Von Georges Hallermayer

Mehr als Zehntausend Konsumenten in Deutschland, Frankreich, USA und China wurden von der in London ansässigen multinationalen Strategieberatungsgesellschaft „OC & C Strategie Consultants“ befragt. Die Resultate ihrer Studie „Life in the fast line. Global automotive disruption. Speedometer 2019“ lassen aufhorchen. Nicht dass China im Länderranking die Spitze einnimmt. Das hätte man vielleicht erwarten können. Aber dass Frankreich noch vor Deutschland kommt und die USA abgeschlagen nach Großbritannien das Schlusslicht tragen, erstaunt doch. Chinesen sind der E-Mobilität gegenüber am offensten - vielleicht aufgrund der relativ großzügigen staatlichen Zuschüsse – die in den letzten Jahren sukzessive gekürzt wurden - oder vielleicht auch wegen der bereitstehenden Infrastruktur an Ladestationen: Gemäß „Statista“ vom 1. November 2019 kommt in China eine Ladestation auf 2,4 Elektrofahrzeuge, in Deutschland eine auf nur 8,5 Fahrzeuge.

94 Prozent der befragten Chinesen überlegten umzusteigen, während 74 Prozent wahrscheinlich oder sehr wahrscheinlich als nächsten Wagen ein Elektro- oder Hybrid-Auto (New Energy Vehicles, NEV) anschaffen werden. In Deutschland waren das mit 65 Prozent ein Drittel weniger, die umzusteigen in Betracht zogen (USA 53 Prozent), und 22 Prozent, die wahrscheinlich ein NEV kaufen würden (USA 19 Prozent).

Allerdings scheint die Praxis widersprüchlich: Von den in der Studie befragten Chinesen sind nur 7 Prozent im vergangenen Jahr umgestiegen. Wohl der gekürzten Kaufzuschüsse wegen, wie „Caixin Global“ am 20. Dezember meldete, ist im November der Umsatz von NEVs um 43 Prozent im Vergleich zum Vorjahresmonat gesunken (nach Angaben der Vereinigung der Automobilhersteller).

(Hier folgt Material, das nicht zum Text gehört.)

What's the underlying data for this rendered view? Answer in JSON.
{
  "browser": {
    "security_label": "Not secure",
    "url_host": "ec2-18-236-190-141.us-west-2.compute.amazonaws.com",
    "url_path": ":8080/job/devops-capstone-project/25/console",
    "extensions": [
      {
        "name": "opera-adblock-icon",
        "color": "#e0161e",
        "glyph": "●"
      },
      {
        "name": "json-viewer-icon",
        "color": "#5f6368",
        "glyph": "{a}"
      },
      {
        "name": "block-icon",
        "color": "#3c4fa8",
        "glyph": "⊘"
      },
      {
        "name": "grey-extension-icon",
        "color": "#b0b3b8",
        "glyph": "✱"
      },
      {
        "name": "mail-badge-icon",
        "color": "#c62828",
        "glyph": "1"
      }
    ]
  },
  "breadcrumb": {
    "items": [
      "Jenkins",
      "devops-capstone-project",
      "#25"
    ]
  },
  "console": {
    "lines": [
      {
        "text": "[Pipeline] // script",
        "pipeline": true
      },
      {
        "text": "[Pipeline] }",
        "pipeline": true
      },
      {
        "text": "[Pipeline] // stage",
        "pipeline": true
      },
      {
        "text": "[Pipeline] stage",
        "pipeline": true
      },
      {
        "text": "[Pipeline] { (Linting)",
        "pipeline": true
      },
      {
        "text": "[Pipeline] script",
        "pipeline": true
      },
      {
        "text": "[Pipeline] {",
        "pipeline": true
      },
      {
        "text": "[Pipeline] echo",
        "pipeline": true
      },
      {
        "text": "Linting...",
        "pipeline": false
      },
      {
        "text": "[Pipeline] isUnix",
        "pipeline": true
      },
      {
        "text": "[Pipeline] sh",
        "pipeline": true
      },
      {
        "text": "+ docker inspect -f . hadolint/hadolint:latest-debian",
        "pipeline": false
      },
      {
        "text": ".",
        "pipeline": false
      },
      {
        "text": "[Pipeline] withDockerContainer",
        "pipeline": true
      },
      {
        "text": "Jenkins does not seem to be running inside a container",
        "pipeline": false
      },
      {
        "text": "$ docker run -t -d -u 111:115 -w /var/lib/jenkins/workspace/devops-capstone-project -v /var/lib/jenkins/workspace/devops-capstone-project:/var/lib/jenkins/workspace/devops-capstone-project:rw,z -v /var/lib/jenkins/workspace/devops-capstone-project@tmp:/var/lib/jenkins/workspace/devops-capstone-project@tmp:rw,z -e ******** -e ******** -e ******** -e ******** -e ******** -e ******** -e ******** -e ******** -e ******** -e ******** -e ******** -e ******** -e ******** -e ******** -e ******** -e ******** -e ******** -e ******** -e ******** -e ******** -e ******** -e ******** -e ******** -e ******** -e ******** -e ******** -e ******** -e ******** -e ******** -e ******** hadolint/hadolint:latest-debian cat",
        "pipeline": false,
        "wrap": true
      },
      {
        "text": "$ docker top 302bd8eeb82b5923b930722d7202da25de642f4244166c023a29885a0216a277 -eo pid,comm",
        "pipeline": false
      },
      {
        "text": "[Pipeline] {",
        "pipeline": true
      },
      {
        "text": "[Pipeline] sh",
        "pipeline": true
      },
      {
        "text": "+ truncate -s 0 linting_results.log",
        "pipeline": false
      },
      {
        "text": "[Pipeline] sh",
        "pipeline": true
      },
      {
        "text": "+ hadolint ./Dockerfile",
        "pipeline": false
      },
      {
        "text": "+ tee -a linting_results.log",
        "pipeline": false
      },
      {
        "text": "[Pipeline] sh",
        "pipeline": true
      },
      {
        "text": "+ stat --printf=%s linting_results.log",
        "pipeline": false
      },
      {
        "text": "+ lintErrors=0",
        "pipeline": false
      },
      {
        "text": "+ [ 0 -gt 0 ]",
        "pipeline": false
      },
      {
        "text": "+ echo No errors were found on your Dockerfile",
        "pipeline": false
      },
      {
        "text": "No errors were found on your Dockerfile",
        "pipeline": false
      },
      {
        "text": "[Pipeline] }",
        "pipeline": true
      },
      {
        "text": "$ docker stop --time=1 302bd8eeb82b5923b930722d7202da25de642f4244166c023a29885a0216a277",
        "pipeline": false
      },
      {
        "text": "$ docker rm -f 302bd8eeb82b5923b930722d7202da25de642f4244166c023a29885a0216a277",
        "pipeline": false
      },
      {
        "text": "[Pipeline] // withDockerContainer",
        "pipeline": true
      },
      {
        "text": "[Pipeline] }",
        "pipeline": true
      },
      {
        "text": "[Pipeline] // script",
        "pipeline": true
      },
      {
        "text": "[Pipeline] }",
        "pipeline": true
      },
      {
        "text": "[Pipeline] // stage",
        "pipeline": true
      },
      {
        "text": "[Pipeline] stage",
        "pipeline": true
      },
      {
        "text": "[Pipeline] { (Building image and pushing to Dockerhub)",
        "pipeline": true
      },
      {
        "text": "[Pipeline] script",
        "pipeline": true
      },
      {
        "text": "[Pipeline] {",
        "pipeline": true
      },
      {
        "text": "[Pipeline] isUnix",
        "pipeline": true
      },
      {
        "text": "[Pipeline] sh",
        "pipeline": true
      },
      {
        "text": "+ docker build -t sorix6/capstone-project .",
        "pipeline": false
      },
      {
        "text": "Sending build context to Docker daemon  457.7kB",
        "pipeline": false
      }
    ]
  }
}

Die Studie thematisierte auch, wie die befragten Autobesitzer zu einem autonomen Fahrzeug stehen. Die Wissenschaftler waren überrascht, wie „wenig Bedeutung die Deutschen im Land der europäischen Motortechnik dem Auto beimessen“. Die Deutschen zeigten sich mit 67 Prozent sich sehr skeptisch - nur noch übertroffen von den USA mit 70 Prozent. 44 Prozent der befragten Deutschen hielten es für sehr unwahrscheinlich, dass sie sich von einem Roboter kutschieren ließen (40 Prozent USA). In Frankreich sprachen sich immerhin 24 Prozent dafür aus, an einem Pool selbstfahrender Autos teilnehmen zu wollen.

Ganz im Kontrast zu China, wo nur 4 Prozent der Interviewten das ablehnten – ein Indiz für einen ungebrochenen Fortschrittsglauben. Erstmals gab im September 2017 Beijing grünes Licht für den Straßentest selbstfahrender Autos, so Caixin global am 17. Dezember 2019, wenige Monate nachdem der Chef der Suchmaschine Baidu Robin Li mit einer saftigen Geldstrafe belegt wurde. Laut des amerikanischen Technikportals „The Verge“ vom 6. Juli 2017 waren seit 2016 diese Tests verboten. Im vergangenen Jahr hat die Stadtregierung von Peking insgesamt 56 selbstfahrenden Autos von acht Firmen, darunter dem Technologieriesen Baidu und dem Elektroauto-Startup Nio, befristete Nummernschilder erteilt. Bei Tests auf Pekings Straßen legten diese Fahrzeuge in diesem Jahr nach offiziellen Angaben insgesamt 153.600 Kilometer zurück.

In der zentralchinesischen Stadt Wuhan rollen seit September sieben „robotaxis“ durch eine 10 Quadratkilometer große Handelszone, geführt übers BeiDou Navigations Satellitensystem mit 5G-Technologie.

Nun hat im Dezember die Stadtregierung von Beijing registrierten Unternehmen erlaubt, Testfahrten mit Fahrgästen auf nichtöffentlichen Straßen zu unternehmen. Potenzielle "Fahrer" dürfen nicht wegen Verkehrsverstößen oder Alkohol am Steuer registriert sein, während sich freiwillige Fahrgäste vor der Teilnahme an den Tests gemäß der Verordnung über die potenziellen Risiken aufgeklärt sein müssen. Die Unternehmen haben außerdem eine persönliche Unfallversicherung im Wert von mindestens 1 Million Yuan (142.898 Dollar) für jeden Freiwilligen abzuschließen.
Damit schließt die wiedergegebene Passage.